Before dinner one night, I checked Facebook, because I’m a millennial. An Air Force aircraft had crashed in Afghanistan, four were confirmed dead. My heart sank hard. Nothing sat right. The secrecy, the crew size, it felt too close to home. I just knew it had to be somebody I knew.
Then, it was announced that it was an MC-12 aircraft. Shit! #%**%#!!! Now I KNEW there was a STRONG chance that I knew them. I kept racking my head. Something in me told me that it was somebody that I had trained, somebody that I had deployed, somebody that I “was responsible for”. I continually refreshed the newsfeed. I kept checking the news. I was obsessed.
Then…my closest friends started changing their profile pictures to ones of them with him…
Out of ALL of the people that crossed my mind, I never ONCE pieced together that it could have been him.
I texted another friend of ours who had changed his picture, “Please tell me that it is a coincidence that you changed your picture to Richie”. He confirmed that it wasn’t. Richie’s wife had notified another close friend of ours, a guy who was like Richie’s other, other half. The word was being spread to all of us.
I remember everything about the moment that the sledgehammer came out of nowhere and wrecked that crumbling wall that I was holding in my mind. I remember the rage, the shaking, the coughing, the shock, the doubling over…the floodgates. It couldn’t be true! No, it WASN’T true. There was just no way. Out of ALL of us that were a part of our social circle, our military family, HE was never the one that should have gone. I took the job to heart. I had enjoyed being good at the war-side of my career. I, or others like me at least, should have been on that plane in his place. He was the lovable goof ball. He was supposed to be make it.
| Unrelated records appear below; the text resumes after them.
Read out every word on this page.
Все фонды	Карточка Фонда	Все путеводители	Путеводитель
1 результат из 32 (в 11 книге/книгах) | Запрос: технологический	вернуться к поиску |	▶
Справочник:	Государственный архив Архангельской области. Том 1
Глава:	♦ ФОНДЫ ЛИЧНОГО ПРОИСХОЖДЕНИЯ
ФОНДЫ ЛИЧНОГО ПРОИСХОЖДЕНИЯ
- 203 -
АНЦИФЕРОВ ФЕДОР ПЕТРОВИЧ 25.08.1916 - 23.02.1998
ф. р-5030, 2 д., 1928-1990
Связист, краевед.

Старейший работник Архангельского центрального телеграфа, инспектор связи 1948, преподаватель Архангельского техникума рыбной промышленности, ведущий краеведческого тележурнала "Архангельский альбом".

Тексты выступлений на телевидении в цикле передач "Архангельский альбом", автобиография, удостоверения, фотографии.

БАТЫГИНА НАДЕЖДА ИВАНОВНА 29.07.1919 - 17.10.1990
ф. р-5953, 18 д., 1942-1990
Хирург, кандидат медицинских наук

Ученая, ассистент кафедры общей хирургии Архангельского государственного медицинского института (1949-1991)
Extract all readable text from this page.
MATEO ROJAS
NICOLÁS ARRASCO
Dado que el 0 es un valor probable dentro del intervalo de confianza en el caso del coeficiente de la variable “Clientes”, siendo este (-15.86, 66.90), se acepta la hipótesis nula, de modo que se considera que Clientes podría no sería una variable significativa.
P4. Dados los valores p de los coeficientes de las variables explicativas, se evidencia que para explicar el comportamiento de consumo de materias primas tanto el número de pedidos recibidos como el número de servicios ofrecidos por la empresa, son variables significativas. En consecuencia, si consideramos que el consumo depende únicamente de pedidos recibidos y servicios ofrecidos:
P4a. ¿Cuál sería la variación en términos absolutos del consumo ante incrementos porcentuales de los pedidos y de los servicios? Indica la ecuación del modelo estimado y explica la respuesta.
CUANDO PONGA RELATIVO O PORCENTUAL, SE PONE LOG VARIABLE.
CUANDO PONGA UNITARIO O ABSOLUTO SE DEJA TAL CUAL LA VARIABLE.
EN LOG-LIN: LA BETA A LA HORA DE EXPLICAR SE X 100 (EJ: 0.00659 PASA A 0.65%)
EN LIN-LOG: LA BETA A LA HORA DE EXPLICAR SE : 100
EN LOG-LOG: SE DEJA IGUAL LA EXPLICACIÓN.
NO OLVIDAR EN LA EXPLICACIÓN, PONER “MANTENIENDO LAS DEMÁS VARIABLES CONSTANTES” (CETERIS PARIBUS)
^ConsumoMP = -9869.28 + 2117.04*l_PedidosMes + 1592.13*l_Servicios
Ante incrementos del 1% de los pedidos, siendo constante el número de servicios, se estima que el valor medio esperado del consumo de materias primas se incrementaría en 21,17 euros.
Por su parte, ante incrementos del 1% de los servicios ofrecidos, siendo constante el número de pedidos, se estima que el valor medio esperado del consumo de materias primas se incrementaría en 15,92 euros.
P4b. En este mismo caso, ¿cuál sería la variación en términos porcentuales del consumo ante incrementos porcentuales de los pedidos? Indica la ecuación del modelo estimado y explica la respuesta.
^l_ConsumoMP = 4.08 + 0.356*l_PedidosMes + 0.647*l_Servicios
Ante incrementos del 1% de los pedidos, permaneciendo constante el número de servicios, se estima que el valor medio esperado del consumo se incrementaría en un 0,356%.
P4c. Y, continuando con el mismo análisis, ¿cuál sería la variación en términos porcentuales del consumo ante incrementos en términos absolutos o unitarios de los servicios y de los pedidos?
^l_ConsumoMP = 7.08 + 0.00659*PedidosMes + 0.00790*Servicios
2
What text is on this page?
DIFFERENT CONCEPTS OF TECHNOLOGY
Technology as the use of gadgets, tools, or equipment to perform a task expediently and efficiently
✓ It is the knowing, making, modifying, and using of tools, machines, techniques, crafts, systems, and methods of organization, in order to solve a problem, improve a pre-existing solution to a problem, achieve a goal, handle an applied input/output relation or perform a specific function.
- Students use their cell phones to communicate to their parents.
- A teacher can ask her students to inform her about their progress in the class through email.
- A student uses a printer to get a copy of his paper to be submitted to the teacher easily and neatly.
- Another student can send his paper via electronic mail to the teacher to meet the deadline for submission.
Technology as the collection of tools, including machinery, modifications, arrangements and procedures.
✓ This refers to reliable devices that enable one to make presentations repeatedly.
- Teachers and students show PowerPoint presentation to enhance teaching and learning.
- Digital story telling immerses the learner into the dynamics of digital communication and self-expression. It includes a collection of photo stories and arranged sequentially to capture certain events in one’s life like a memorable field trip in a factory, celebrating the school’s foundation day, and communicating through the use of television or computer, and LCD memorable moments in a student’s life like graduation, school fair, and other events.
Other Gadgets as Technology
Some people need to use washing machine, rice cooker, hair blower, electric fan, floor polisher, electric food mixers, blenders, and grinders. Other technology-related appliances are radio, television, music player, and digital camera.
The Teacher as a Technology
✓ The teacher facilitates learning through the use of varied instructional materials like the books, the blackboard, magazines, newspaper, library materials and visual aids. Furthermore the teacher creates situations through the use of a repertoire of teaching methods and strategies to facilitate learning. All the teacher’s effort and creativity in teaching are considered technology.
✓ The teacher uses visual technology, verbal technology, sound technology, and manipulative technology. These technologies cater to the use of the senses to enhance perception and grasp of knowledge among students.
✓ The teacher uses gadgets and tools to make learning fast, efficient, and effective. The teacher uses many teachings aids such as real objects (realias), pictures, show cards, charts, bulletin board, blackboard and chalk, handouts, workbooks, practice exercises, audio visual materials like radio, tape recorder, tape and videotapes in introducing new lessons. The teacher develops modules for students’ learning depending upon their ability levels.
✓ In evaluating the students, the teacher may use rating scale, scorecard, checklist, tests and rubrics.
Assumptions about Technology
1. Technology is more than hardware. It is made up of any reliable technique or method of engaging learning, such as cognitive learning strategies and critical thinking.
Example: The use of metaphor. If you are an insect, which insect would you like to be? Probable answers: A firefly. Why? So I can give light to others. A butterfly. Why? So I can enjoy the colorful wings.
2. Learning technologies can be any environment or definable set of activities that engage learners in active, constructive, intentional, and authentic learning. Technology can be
These are the thoughts that flood the mind of a man who feels a world of guilt for just being alive. That might not make any sense, but that was a feeling that crossed my mind…every…single…day. That feeling lasted for about 3 1/2 years. That feeling was intensified every year on April 26th, 27th, and 28th. That feeling was only numbed from taking annual leave for those three days so that I could drink in my basement for 72 hours.
My time in years of intensive therapy and classes have taught me that I could spend this day another way. I can use it to tell stories about this man that was a part of my life. I can reflect on his life. I can also cry a bit and be okay with that.
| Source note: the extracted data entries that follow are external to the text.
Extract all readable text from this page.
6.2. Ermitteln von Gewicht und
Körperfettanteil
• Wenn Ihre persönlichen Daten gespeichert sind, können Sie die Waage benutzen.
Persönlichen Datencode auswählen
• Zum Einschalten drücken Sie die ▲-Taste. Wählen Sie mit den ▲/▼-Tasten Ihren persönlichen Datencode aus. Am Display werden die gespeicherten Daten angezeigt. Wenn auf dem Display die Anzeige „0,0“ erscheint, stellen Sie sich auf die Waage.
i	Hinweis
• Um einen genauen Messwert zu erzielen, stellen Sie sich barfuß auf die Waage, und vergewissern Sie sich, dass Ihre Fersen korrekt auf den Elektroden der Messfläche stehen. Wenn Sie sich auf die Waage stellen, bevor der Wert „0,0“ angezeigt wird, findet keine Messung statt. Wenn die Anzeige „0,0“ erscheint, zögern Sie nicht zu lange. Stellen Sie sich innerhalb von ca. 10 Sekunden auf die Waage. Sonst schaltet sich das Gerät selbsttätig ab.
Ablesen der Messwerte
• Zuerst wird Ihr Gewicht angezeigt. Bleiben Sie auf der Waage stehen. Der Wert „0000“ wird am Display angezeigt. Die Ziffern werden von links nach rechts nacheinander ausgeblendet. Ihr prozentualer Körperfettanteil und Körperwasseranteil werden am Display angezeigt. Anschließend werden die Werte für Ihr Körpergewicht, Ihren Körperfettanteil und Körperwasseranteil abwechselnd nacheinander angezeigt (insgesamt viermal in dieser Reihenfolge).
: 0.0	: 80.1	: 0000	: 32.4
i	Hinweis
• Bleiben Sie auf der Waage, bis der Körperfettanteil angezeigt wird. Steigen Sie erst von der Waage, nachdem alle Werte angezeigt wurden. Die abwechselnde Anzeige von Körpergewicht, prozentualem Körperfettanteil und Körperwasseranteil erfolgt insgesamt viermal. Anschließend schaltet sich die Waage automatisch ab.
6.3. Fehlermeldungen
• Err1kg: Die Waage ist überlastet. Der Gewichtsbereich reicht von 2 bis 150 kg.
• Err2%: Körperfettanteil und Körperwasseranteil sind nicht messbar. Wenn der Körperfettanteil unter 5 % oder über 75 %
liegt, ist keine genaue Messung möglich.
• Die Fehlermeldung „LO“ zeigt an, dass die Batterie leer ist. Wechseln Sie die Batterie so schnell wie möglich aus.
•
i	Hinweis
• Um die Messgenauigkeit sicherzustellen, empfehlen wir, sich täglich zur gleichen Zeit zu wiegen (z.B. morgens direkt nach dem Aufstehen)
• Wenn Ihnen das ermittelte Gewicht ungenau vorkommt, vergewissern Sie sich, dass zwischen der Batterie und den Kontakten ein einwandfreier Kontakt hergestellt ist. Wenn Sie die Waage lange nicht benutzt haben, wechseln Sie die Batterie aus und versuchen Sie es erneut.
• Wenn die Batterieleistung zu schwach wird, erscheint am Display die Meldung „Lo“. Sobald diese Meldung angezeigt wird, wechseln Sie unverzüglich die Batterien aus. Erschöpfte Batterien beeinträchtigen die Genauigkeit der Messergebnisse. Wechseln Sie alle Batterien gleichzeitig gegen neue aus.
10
Last year, my older brother (I adopted him over many years) took the day off from work. We went fishing, watched the new Power Rangers movie that was in theaters (bite me I liked it), and bro hugged it out as we shared a tear or three. Thanks, Dirka!
This year, I am Peer Support. My job is to help those like me. I plan on continuing the new tradition of telling Richie stories to fellow veterans. I fully expect that I will cry at work. I’m okay with that. Hopefully, by doing these things, I can help my brothers and sisters-in-arms find their own path to remembrance and recovery.
Here is my shoutout to the person that has been there for every single step on this journey, my amazing wife. I love you, Bagel!
One thought on “The Sledgehammer…”
Wow. What a beautiful testament to my brother and what he brought to us all. Thank you so much!